Frequently asked questions

What is a strangle on BILS?
A strangle on BILS is the strangle strategy applied to BILS (etf). The strategy is structurally neutral / high-volatility (long premium, OTM): A long strangle buys an OTM call and an OTM put at offset strikes, cheaper than a straddle but requiring a larger underlying move to profit since both wings start out-of-the-money. With BILS etf trading near $99.31, the strikes shown on this page are snapped to the nearest listed BILS chain strike and the premiums come straight from the end-of-day bid/ask midpoint.
How are BILS strangle max profit and max loss calculated?
Upside max profit is unbounded; downside max profit is bounded at the put strike minus the combined debit (reached at zero). Max loss equals the combined debit times 100 (reached anywhere between the two OTM strikes). Two breakevens at call-strike plus debit and put-strike minus debit. For the BILS strangle priced from the end-of-day chain at a 30-day expiry (ATM IV 4.80%), the computed maximum profit is unbounded per contract and the computed maximum loss is unbounded per contract. Live intraday quotes will differ as the chain moves through the trading session.
What is the breakeven for a BILS strangle?
The breakeven for the BILS strangle priced on this page is no defined breakeven on the modeled curve at expiration, derived from end-of-day chain premiums. Breakeven is the underlying price at which the strategy's P&L crosses zero ignoring transaction costs and assignment risk. The current BILS market-implied 1-standard-deviation expected move is approximately 1.38%; if the move sits well outside the breakeven distance, the structure's risk-reward becomes correspondingly tighter.

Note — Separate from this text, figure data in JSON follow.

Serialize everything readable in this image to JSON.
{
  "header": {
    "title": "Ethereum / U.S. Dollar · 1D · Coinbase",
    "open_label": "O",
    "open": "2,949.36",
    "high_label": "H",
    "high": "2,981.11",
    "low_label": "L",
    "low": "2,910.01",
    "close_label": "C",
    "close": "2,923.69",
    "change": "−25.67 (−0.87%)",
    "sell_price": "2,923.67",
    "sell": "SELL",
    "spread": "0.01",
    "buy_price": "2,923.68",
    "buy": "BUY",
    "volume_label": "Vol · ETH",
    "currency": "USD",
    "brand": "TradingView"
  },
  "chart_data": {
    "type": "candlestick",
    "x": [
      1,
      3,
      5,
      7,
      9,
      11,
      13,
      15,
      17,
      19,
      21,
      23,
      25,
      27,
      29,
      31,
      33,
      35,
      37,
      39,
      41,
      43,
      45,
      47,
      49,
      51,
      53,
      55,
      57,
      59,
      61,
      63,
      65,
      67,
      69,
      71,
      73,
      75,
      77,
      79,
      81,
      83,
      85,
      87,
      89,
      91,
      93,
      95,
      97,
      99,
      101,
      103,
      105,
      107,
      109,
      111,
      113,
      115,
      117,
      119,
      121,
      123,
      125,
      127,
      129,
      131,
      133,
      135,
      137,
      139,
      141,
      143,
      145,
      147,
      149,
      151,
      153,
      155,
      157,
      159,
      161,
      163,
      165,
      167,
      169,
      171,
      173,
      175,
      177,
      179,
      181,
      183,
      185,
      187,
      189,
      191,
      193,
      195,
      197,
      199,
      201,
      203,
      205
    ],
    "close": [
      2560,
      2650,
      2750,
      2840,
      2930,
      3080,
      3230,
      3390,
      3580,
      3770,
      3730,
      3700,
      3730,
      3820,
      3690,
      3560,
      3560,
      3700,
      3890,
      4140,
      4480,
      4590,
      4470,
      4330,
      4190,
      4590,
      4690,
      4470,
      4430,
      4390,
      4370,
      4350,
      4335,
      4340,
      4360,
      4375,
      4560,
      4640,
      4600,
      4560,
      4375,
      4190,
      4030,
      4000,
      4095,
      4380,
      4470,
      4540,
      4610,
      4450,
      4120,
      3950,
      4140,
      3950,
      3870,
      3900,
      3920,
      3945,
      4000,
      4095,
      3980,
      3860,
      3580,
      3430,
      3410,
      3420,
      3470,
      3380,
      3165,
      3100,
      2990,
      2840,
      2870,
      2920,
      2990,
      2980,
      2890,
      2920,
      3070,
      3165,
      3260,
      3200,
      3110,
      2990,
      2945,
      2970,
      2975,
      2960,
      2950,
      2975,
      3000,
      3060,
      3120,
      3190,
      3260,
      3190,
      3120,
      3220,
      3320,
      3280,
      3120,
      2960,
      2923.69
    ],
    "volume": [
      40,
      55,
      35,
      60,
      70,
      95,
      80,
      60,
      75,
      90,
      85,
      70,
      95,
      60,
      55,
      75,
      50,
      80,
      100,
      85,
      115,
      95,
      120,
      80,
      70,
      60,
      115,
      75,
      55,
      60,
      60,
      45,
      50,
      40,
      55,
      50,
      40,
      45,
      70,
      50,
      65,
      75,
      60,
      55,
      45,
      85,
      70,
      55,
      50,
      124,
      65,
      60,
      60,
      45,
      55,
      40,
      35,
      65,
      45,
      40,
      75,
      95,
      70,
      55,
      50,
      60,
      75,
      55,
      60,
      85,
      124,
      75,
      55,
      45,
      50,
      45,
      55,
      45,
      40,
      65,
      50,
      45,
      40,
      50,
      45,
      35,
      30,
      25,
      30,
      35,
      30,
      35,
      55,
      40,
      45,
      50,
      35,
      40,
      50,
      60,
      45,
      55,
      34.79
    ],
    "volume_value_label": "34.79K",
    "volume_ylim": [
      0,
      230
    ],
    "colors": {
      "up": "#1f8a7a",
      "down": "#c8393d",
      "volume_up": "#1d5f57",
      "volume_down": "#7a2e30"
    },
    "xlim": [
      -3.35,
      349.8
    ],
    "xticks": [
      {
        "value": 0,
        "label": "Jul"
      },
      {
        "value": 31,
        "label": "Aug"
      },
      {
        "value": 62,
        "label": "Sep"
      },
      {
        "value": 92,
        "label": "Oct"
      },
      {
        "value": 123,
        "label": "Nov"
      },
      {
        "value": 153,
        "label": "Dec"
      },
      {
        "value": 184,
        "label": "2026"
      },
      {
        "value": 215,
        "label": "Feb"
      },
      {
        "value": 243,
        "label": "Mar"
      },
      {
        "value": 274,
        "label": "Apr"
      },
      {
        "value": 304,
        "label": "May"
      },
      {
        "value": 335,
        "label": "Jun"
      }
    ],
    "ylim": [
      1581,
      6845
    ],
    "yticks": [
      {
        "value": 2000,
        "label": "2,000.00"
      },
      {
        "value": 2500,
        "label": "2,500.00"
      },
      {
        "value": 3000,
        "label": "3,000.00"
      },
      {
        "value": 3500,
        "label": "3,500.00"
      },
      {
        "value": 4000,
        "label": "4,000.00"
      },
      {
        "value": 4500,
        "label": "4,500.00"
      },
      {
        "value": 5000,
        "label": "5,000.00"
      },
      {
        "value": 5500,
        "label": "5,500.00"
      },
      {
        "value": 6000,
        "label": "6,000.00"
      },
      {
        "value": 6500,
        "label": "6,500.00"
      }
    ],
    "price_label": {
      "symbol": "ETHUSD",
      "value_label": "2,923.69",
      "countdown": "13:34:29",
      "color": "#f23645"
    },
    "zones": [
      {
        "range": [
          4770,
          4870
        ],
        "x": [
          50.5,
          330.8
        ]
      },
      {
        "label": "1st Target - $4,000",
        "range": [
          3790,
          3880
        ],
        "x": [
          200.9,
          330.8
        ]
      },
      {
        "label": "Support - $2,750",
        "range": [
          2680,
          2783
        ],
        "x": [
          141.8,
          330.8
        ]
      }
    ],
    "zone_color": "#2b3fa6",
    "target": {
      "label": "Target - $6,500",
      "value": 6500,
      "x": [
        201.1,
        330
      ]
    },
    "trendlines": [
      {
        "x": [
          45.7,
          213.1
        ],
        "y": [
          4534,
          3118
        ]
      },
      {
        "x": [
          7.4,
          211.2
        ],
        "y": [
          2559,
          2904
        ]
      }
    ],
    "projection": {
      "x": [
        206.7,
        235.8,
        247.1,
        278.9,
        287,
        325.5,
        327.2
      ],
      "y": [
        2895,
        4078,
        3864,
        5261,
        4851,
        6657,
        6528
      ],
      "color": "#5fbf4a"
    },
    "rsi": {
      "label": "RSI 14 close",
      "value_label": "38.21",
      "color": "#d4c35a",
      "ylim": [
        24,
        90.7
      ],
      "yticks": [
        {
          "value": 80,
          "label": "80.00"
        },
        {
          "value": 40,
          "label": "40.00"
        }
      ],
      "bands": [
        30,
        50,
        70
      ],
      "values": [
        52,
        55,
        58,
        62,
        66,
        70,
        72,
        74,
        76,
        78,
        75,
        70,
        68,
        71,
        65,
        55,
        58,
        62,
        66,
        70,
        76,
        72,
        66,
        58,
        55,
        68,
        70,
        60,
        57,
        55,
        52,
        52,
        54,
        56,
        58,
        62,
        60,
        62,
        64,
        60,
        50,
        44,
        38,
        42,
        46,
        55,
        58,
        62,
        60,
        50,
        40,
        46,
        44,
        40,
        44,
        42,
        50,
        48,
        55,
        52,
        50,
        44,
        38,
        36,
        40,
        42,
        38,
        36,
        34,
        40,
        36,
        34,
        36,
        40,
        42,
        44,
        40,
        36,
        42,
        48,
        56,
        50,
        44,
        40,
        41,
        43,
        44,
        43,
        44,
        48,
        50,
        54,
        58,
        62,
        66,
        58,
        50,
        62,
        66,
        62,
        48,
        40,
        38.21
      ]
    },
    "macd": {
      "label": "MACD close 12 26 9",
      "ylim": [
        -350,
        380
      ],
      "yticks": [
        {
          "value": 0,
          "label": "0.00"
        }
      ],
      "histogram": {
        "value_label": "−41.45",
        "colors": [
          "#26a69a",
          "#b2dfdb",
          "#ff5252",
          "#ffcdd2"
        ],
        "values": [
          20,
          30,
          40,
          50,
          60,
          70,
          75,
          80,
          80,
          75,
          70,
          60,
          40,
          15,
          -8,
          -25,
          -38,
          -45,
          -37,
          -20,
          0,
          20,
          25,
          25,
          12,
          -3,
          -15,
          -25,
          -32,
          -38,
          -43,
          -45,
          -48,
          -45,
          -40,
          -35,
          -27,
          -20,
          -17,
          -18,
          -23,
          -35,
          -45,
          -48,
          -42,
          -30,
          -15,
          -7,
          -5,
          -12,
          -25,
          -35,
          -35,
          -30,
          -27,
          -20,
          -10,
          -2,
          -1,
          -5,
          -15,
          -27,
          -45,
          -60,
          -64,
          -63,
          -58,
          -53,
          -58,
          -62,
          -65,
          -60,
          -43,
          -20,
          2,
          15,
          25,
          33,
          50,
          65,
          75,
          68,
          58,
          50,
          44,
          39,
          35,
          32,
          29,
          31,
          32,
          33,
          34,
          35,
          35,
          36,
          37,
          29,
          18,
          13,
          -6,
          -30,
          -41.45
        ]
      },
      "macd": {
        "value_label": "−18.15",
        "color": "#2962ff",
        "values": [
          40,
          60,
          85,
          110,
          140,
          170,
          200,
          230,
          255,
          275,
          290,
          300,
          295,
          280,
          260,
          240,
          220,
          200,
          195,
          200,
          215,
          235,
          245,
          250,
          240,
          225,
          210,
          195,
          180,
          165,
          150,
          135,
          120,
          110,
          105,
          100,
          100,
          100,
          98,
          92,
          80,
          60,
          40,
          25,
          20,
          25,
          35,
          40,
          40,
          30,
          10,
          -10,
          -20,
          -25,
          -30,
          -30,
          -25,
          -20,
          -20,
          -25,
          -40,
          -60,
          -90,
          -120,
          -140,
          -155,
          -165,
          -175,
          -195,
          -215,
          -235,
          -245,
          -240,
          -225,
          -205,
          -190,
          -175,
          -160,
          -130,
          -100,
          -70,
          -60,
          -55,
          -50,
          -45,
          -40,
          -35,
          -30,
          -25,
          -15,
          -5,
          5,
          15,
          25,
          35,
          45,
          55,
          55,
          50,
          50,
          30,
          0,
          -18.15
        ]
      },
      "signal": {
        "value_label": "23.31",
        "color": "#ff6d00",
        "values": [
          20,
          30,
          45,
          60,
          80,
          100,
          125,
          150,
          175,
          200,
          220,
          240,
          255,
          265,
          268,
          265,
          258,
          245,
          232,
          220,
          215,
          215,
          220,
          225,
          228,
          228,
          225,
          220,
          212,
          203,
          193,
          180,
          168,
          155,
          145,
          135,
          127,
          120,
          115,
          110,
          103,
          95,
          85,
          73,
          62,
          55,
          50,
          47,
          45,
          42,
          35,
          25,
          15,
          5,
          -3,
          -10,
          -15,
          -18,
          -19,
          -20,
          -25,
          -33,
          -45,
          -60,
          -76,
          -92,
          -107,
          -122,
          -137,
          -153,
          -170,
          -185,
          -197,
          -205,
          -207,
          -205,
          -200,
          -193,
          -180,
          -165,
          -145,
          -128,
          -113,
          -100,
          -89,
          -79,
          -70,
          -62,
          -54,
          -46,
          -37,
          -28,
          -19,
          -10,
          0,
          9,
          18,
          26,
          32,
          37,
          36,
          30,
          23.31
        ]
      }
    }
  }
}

When should you consider a strangle on BILS?
Strangles on BILS are the cheaper cousin of the straddle - traders use them when they want a large directional move but are willing to give up the inner-strike sensitivity in exchange for a lower up-front debit on the BILS chain.
How does current BILS implied volatility affect this strangle?
BILS ATM IV is at 4.80% with IV rank near 4.17%, which is on the low end of its 1-year range. Premium-buying structures (long call, long put, debit spreads) are relatively cheap in this regime; premium-selling structures collect less credit per unit risk.